The upcoming Darin III and avionics upgrade introduces many new features including a mission Computer Dual in Hot Standby Mode to give high computing accuracy, high speed processing (thanks to a large memory growth), a Data Transfer System and a colour CCD video camera with 90 minutes of recording time. The first jet so modified was JM255 and it undertook its first flight in this configuration on November 28, 2012.

Hot and high

These modifications are thought to only be a first phase in the long-term future of the venerable Jaguar in IAF service and the engine is another major factor in the continuing saga of Jaguar: All operators have complained of the lack of power as supplied by the Adour, especially in hot and high conditions and this is particularly noticeable in the Mk804E engined example. My own experiences in Oman come clear in my mind as I accelerated along Seeb International Airport’s main runway with the end getting awfully close before we reached V1!

In early 2007 the IAF was considering the possibility of re-engining 126 Jaguars with the Honeywell F125IN powerplant. This engine offers a 9% increase in dry thrust over the Adour Mk811 and a 12% increase in burner, However, thoughts now appear to have turned towards the Adour Mk82l that takes the cold section of the Mk8ll and the hot section of the Mk95l of the Hawk 132 to give an additional 15% thrust. No decision is yet believed to have been taken but as the aircraft gets heavier, an engine upgrade will have to be considered at some point.

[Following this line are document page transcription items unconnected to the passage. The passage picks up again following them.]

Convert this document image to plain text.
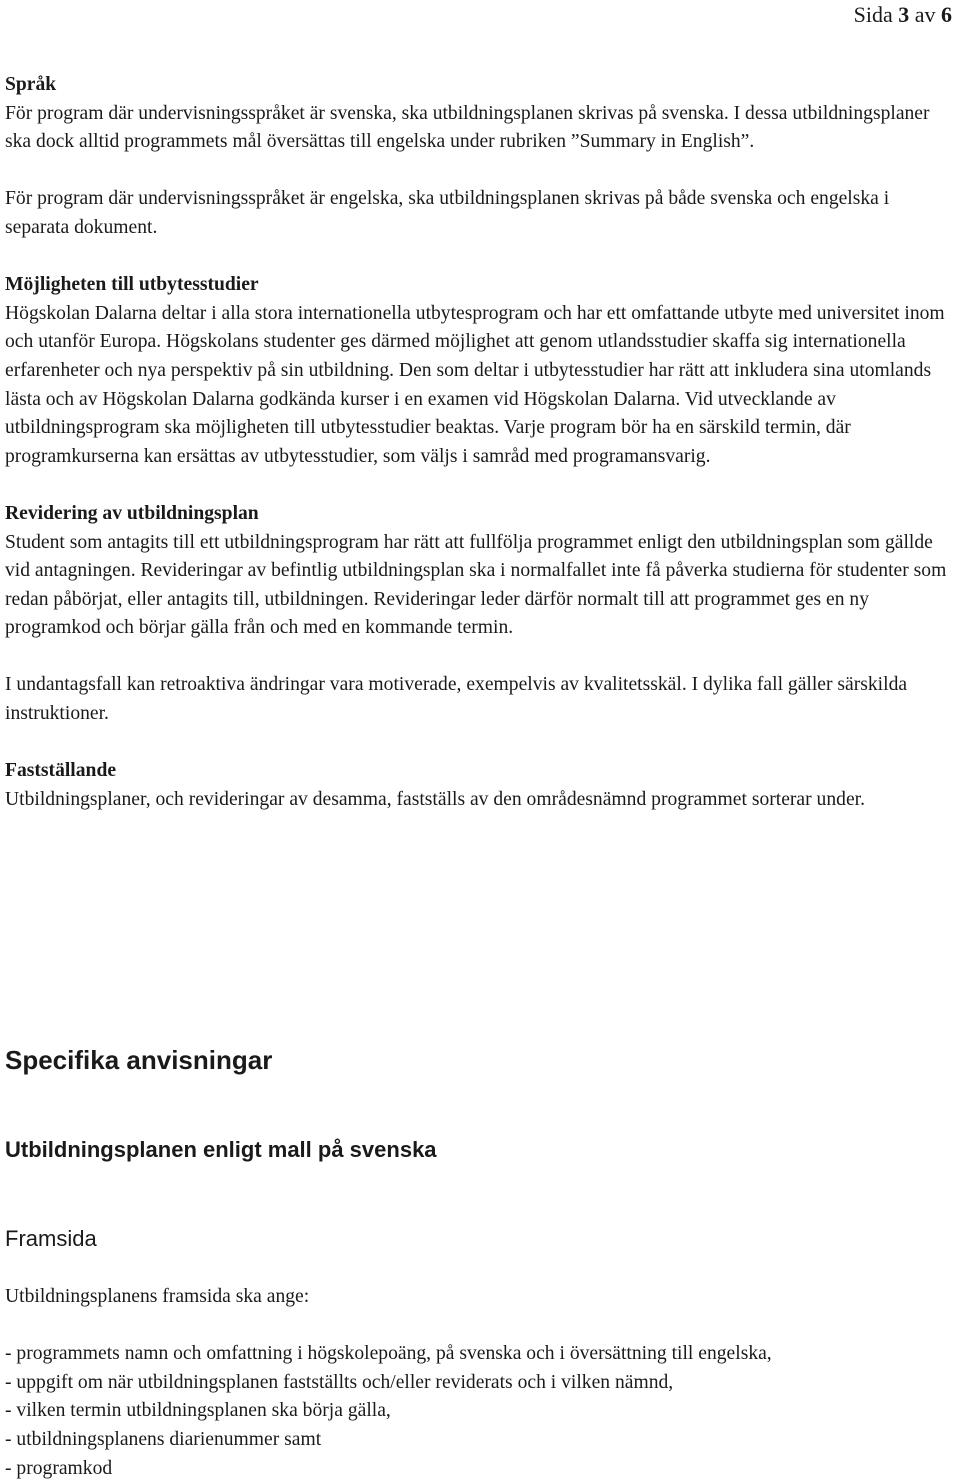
Sida 3 av 6

Språk

För program där undervisningsspråket är svenska, ska utbildningsplanen skrivas på svenska. I dessa utbildningsplaner ska dock alltid programmets mål översättas till engelska under rubriken ”Summary in English”.

För program där undervisningsspråket är engelska, ska utbildningsplanen skrivas på både svenska och engelska i separata dokument.

Möjligheten till utbytesstudier

Högskolan Dalarna deltar i alla stora internationella utbytesprogram och har ett omfattande utbyte med universitet inom och utanför Europa. Högskolans studenter ges därmed möjlighet att genom utlandsstudier skaffa sig internationella erfarenheter och nya perspektiv på sin utbildning. Den som deltar i utbytesstudier har rätt att inkludera sina utomlands lästa och av Högskolan Dalarna godkända kurser i en examen vid Högskolan Dalarna. Vid utvecklande av utbildningsprogram ska möjligheten till utbytesstudier beaktas. Varje program bör ha en särskild termin, där programkurserna kan ersättas av utbytesstudier, som väljs i samråd med programansvarig.

Revidering av utbildningsplan

Student som antagits till ett utbildningsprogram har rätt att fullfölja programmet enligt den utbildningsplan som gällde vid antagningen. Revideringar av befintlig utbildningsplan ska i normalfallet inte få påverka studierna för studenter som redan påbörjat, eller antagits till, utbildningen. Revideringar leder därför normalt till att programmet ges en ny programkod och börjar gälla från och med en kommande termin.

I undantagsfall kan retroaktiva ändringar vara motiverade, exempelvis av kvalitetsskäl. I dylika fall gäller särskilda instruktioner.

Fastställande

Utbildningsplaner, och revideringar av desamma, fastställs av den områdesnämnd programmet sorterar under.

Specifika anvisningar
Utbildningsplanen enligt mall på svenska
Framsida

Utbildningsplanens framsida ska ange:

- programmets namn och omfattning i högskolepoäng, på svenska och i översättning till engelska,
- uppgift om när utbildningsplanen fastställts och/eller reviderats och i vilken nämnd,
- vilken termin utbildningsplanen ska börja gälla,
- utbildningsplanens diarienummer samt
- programkod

In November 2010 the IAF actually issued a Request for Proposals to Rolls-Royce and the US company Honeywell, the latter being quoted as offering to supply «more powerful engines at competitive rates.»

In March 2011 Rolls-Royce opted out of the tender, and faced with the single vendor situation, the Ministry of Defence cancelled the RfP Air Chief Marshal Naik said that the government had now decided to process the case on the «single vendor» basis keeping in view what is available, and most suited, and negotiate with the selected manufacturer.

Acceptable Attrition

Simply by the nature of its operating environment, attrition in the Jaguar world was likely to be high, although the twin-engine concept gave a good measure of survivability. Alas, when things go wrong at low-level this will often lead to the loss of an aircraft.

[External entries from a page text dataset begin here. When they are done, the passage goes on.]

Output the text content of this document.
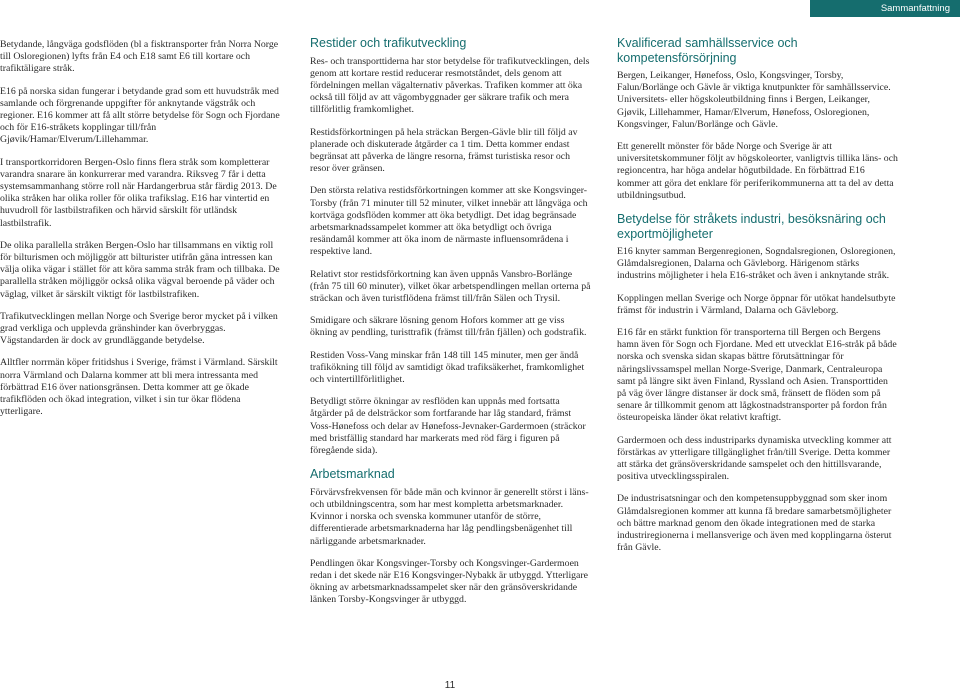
Sammanfattning

Betydande, långväga godsflöden (bl a fisktransporter från Norra Norge till Osloregionen) lyfts från E4 och E18 samt E6 till kortare och trafiktäligare stråk.

E16 på norska sidan fungerar i betydande grad som ett huvudstråk med samlande och förgrenande uppgifter för anknytande vägstråk och regioner. E16 kommer att få allt större betydelse för Sogn och Fjordane och för E16-stråkets kopplingar till/från Gjøvik/Hamar/Elverum/Lillehammar.

I transportkorridoren Bergen-Oslo finns flera stråk som kompletterar varandra snarare än konkurrerar med varandra. Riksveg 7 får i detta systemsammanhang större roll när Hardangerbrua står färdig 2013. De olika stråken har olika roller för olika trafikslag. E16 har vintertid en huvudroll för lastbilstrafiken och härvid särskilt för utländsk lastbilstrafik.

De olika parallella stråken Bergen-Oslo har tillsammans en viktig roll för bilturismen och möjliggör att bilturister utifrån gäna intressen kan välja olika vägar i stället för att köra samma stråk fram och tillbaka. De parallella stråken möjliggör också olika vägval beroende på väder och väglag, vilket är särskilt viktigt för lastbilstrafiken.

Trafikutvecklingen mellan Norge och Sverige beror mycket på i vilken grad verkliga och upplevda gränshinder kan överbryggas. Vägstandarden är dock av grundläggande betydelse.

Alltfler norrmän köper fritidshus i Sverige, främst i Värmland. Särskilt norra Värmland och Dalarna kommer att bli mera intressanta med förbättrad E16 över nationsgränsen. Detta kommer att ge ökade trafikflöden och ökad integration, vilket i sin tur ökar flödena ytterligare.

Restider och trafikutveckling

Res- och transporttiderna har stor betydelse för trafikutvecklingen, dels genom att kortare restid reducerar resmotståndet, dels genom att fördelningen mellan vägalternativ påverkas. Trafiken kommer att öka också till följd av att vägombyggnader ger säkrare trafik och mera tillförlitlig framkomlighet.

Restidsförkortningen på hela sträckan Bergen-Gävle blir till följd av planerade och diskuterade åtgärder ca 1 tim. Detta kommer endast begränsat att påverka de längre resorna, främst turistiska resor och resor över gränsen.

Den största relativa restidsförkortningen kommer att ske Kongsvinger-Torsby (från 71 minuter till 52 minuter, vilket innebär att långväga och kortväga godsflöden kommer att öka betydligt. Det idag begränsade arbetsmarknadssampelet kommer att öka betydligt och övriga resändamål kommer att öka inom de närmaste influensområdena i respektive land.

Relativt stor restidsförkortning kan även uppnås Vansbro-Borlänge (från 75 till 60 minuter), vilket ökar arbetspendlingen mellan orterna på sträckan och även turistflödena främst till/från Sälen och Trysil.

Smidigare och säkrare lösning genom Hofors kommer att ge viss ökning av pendling, turisttrafik (främst till/från fjällen) och godstrafik.

Restiden Voss-Vang minskar från 148 till 145 minuter, men ger ändå trafikökning till följd av samtidigt ökad trafiksäkerhet, framkomlighet och vintertillförlitlighet.

Betydligt större ökningar av resflöden kan uppnås med fortsatta åtgärder på de delsträckor som fortfarande har låg standard, främst Voss-Hønefoss och delar av Hønefoss-Jevnaker-Gardermoen (sträckor med bristfällig standard har markerats med röd färg i figuren på föregående sida).

Arbetsmarknad

Förvärvsfrekvensen för både män och kvinnor är generellt störst i läns-och utbildningscentra, som har mest kompletta arbetsmarknader. Kvinnor i norska och svenska kommuner utanför de större, differentierade arbetsmarknaderna har låg pendlingsbenägenhet till närliggande arbetsmarknader.

Pendlingen ökar Kongsvinger-Torsby och Kongsvinger-Gardermoen redan i det skede när E16 Kongsvinger-Nybakk är utbyggd. Ytterligare ökning av arbetsmarknadssampelet sker när den gränsöverskridande länken Torsby-Kongsvinger är utbyggd.

Kvalificerad samhällsservice och kompetensförsörjning

Bergen, Leikanger, Hønefoss, Oslo, Kongsvinger, Torsby, Falun/Borlänge och Gävle är viktiga knutpunkter för samhällsservice. Universitets- eller högskoleutbildning finns i Bergen, Leikanger, Gjøvik, Lillehammer, Hamar/Elverum, Hønefoss, Osloregionen, Kongsvinger, Falun/Borlänge och Gävle.

Ett generellt mönster för både Norge och Sverige är att universitetskommuner följt av högskoleorter, vanligtvis tillika läns- och regioncentra, har höga andelar högutbildade. En förbättrad E16 kommer att göra det enklare för periferikommunerna att ta del av detta utbildningsutbud.

Betydelse för stråkets industri, besöksnäring och exportmöjligheter

E16 knyter samman Bergenregionen, Sogndalsregionen, Osloregionen, Glåmdalsregionen, Dalarna och Gävleborg. Härigenom stärks industrins möjligheter i hela E16-stråket och även i anknytande stråk.

Kopplingen mellan Sverige och Norge öppnar för utökat handelsutbyte främst för industrin i Värmland, Dalarna och Gävleborg.

E16 får en stärkt funktion för transporterna till Bergen och Bergens hamn även för Sogn och Fjordane. Med ett utvecklat E16-stråk på både norska och svenska sidan skapas bättre förutsättningar för näringslivssamspel mellan Norge-Sverige, Danmark, Centraleuropa samt på längre sikt även Finland, Ryssland och Asien. Transporttiden på väg över längre distanser är dock små, fränsett de flöden som på senare år tillkommit genom att lågkostnadstransporter på fordon från östeuropeiska länder ökat relativt kraftigt.

Gardermoen och dess industriparks dynamiska utveckling kommer att förstärkas av ytterligare tillgänglighet från/till Sverige. Detta kommer att stärka det gränsöverskridande samspelet och den hittillsvarande, positiva utvecklingsspiralen.

De industrisatsningar och den kompetensuppbyggnad som sker inom Glåmdalsregionen kommer att kunna få bredare samarbetsmöjligheter och bättre marknad genom den ökade integrationen med de starka industriregionerna i mellansverige och även med kopplingarna österut från Gävle.

11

In 34 years of operational service the RAF lost 67 aircraft or 29% per cent of the overall fleet, which is less than one per cent per year, France, which received slightly fewer aircraft, lost 62 over 32 years or 31% per cent, which is comparable.

In India the air force has operated the Jaguar since 1979 or 28 years, and attrition is estimated at 35%, just over one a year or 20% per cent of the fleet, out of 167 aircraft operated to date — this figure including the interim loan aircraft.

This signifies a very good safety record in a country that sees lots of large birds at low level (never a fighter pilot’s best friend), especially when viewed against MiG-21 losses It is expected that the Jaguar will remain in service for at least another decade and whilst in the United Kingdom we mourn the passing of this venerable aircraft, it still has copious amounts of Eastern Promise! Its future will, however, possibly be determined by the recent announcement of an order for the Dassault Rafale. Reports indicate that the air base at Ambala will be one of the first recipients of this «down-market Typhoon».